John Marin (American, 1870–1953) was an early American Modernist known for his abstract landscapes and watercolors, and was closely associated with the group of artists around Alfred Stieglitz. Born and raised in New Jersey, Marin studied at the Pennsylvania Academy of Fine Arts under Thomas Anshutz and Hugh Breckenridge. In 1905, he spent a few weeks at the Art Students League in New York, before traveling to Europe. While in Paris in 1908, he met the photographer Edward Steichen, who introduced him to Alfred Stieglitz, whose gallery at the time was an important venue for avant-garde art. This meeting led to an exhibition at Stieglitz’s gallery in New York in 1909.

In 1911, Marin returned to the United States, and began receiving a stipend from Stieglitz that allowed him to focus on painting. In 1913, he participated in the first Armory Show. After visiting Maine, he began dividing his time between New Jersey and the northeastern countryside.

Marin’s work is characterized by an exploration of movement. Many of his subjects convey a sense of motion, from his representations of the windy coast of Maine to the fast-paced streets of New York City. Marin used movement as a means of depicting modern life and the changes taking place at the start of the 20th century. His treatment of paint, as well as his use of abstraction, is credited with influencing the Abstract Expressionists.

Marin held his first retrospective in 1920 at Daniel Gallery in New York; in 1925, Stieglitz included him in the exhibition Seven Americans at the Anderson Gallery, also in New York; and later, he held a second retrospective at Stieglitz’s newly opened Intimate Gallery.
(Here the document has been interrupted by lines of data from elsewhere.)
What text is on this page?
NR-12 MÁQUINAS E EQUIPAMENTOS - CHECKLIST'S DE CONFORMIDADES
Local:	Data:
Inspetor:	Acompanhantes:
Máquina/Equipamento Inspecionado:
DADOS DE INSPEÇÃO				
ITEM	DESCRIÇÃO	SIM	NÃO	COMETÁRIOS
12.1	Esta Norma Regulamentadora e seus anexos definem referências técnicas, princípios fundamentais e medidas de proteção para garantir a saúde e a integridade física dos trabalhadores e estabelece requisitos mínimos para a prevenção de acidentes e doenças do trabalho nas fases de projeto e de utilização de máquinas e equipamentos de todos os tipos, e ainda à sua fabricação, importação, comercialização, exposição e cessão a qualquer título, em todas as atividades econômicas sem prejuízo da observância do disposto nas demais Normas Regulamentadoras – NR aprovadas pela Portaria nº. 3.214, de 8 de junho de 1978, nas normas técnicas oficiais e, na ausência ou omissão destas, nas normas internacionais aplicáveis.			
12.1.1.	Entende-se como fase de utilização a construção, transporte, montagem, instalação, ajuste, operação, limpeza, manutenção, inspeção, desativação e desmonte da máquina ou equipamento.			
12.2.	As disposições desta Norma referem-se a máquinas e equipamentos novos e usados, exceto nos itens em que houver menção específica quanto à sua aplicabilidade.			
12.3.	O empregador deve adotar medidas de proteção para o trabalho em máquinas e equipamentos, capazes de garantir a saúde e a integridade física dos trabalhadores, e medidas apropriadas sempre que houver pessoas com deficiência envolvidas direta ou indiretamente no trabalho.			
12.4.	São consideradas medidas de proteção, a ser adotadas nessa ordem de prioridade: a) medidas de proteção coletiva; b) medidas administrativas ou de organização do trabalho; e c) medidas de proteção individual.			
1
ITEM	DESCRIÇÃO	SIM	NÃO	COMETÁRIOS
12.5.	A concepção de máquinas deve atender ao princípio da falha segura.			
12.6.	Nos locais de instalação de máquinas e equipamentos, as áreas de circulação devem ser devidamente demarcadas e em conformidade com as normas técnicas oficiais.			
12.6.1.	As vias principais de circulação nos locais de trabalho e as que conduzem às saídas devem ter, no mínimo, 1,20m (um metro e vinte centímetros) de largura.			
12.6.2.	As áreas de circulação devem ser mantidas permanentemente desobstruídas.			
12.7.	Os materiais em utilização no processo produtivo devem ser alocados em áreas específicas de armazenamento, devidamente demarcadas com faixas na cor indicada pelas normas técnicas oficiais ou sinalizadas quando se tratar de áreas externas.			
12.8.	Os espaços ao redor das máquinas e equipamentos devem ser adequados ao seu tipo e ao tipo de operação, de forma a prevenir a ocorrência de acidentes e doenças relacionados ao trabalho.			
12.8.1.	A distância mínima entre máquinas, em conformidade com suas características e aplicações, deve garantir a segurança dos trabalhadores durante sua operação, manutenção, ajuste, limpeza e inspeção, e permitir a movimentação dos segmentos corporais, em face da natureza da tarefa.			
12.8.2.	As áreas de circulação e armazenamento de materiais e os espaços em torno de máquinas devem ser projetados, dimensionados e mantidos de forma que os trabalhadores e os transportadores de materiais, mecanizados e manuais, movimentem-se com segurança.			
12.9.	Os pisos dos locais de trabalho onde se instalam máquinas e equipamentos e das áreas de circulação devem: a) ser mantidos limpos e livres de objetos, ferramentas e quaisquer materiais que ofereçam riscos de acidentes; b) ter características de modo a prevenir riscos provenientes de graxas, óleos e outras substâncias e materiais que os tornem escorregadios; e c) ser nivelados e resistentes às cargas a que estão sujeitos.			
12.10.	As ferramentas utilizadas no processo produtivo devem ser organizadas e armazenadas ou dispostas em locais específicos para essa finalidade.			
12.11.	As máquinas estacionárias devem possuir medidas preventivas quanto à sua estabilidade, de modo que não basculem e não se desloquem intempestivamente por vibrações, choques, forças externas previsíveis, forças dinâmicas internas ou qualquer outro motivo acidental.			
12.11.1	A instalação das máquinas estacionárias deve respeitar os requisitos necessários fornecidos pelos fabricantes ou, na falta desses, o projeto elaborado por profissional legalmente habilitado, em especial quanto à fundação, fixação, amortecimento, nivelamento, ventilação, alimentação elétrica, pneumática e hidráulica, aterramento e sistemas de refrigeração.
Marin suffered a stroke and died in Cape Split, ME, at the age of 82.

Today, his works can be found in the permanent collections of institutions such as The Metropolitan Museum of Art and The Museum of Modern Art in New York, the San Francisco Museum of Modern Art, the Art Institute of Chicago, the National Gallery of Art, and the Phillips Collection. In addition, his painting The Circus No. 1 is on display at the White House.